In a time of ever more talented technology enthusiasts, hobbyists and do-it-yourselfers, all connected by Internet-enabled communication, he says, the most intensely engaged users of a product often find new ways to enhance it long before its manufacturer does. Thus, he argues, companies that aspire to stand out in fast-moving markets would be wise to invite their smartest users into the product design process.

"It's getting cheaper and cheaper for users to innovate on their own," Professor von Hippel said. "This is not traditional market research — asking customers what they want. This is identifying what your most advanced users are already doing and understanding what their innovations mean for the future of your business."
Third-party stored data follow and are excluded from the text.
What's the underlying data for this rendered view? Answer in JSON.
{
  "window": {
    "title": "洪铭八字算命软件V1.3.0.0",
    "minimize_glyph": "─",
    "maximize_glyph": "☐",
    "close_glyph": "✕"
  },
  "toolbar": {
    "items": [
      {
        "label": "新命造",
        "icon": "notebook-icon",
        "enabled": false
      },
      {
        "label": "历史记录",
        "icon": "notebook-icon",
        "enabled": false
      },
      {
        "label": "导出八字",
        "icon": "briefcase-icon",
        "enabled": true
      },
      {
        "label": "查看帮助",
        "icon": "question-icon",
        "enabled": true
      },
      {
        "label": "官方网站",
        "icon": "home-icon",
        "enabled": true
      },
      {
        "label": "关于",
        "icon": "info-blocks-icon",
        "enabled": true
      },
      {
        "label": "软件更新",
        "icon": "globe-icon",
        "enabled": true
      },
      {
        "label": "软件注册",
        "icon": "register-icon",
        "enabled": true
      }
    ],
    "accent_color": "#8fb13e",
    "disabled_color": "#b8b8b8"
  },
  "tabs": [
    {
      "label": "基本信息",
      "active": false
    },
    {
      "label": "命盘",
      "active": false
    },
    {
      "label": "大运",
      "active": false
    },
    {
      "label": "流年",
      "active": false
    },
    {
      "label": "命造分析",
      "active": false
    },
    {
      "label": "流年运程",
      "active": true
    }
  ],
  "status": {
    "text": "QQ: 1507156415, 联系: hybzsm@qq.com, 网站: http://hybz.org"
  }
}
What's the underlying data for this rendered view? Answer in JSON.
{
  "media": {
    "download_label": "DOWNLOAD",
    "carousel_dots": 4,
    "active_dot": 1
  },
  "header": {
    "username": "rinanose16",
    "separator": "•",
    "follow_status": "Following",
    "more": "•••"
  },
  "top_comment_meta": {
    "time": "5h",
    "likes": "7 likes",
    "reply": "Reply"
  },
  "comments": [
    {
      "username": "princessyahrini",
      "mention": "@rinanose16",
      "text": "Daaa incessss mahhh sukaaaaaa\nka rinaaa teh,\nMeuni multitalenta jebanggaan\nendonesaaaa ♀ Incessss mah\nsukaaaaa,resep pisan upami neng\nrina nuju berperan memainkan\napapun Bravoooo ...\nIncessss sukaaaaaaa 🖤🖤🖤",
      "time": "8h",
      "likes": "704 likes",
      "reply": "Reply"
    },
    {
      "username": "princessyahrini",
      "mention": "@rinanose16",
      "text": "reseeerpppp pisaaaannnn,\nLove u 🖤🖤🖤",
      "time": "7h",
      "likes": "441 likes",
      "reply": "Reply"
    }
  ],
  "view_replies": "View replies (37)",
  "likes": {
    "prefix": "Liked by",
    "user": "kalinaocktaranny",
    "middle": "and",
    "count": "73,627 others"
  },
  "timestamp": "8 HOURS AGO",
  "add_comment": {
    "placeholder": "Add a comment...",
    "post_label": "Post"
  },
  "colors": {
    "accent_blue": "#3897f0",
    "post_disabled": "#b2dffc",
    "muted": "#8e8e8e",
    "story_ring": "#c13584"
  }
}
Peter van Stolk, the founder and chief executive of Jones Soda, a fast-growing soft-drink company based in Seattle, doesn't expect his customers to invent new drinks or to reinvent any of his existing line of organic teas, energy drinks and carbonated beverages in offbeat flavors like Blue Bubblegum, Fufu Berry and Lemon Drop. But he does rely on customers to infuse his company's brand image and retail presence, and to exercise their voice in shaping a message to the marketplace.

"We started this company with the philosophy that the world does not need another soda," he said. "That forced us to look at things differently: How could we create a new kind of connection with customers, let them play with the brand, let them take ownership of it? Everything at this company is about sharing ownership of the brand with our customers. This is not my brand. This is not our soda. It belongs to our customers."

Mr. van Stolk makes his products more memorable by making their marketing more social. A key to the company's identity — what separates it from giants like Coke and Pepsi and keeps the buzz going among its 12- to 24-year-old consumer demographic — is its packaging on store shelves. Jones Soda comes in 12-ounce glass bottles with labels as distinctive as the flavors are exotic. The labels are designed around striking photography — mainly black and white, but some in color — of landscapes, children, cars, street scenes and so on.

The labels change regularly, and many customers eagerly await the debut of each new batch of photographs. Why? Because the photos come from customers. Over the years, Jones has received millions of photos from its customers. Its Web site, jonessoda.com, displays a selection of images that have been sent by mail or e-mail to Seattle.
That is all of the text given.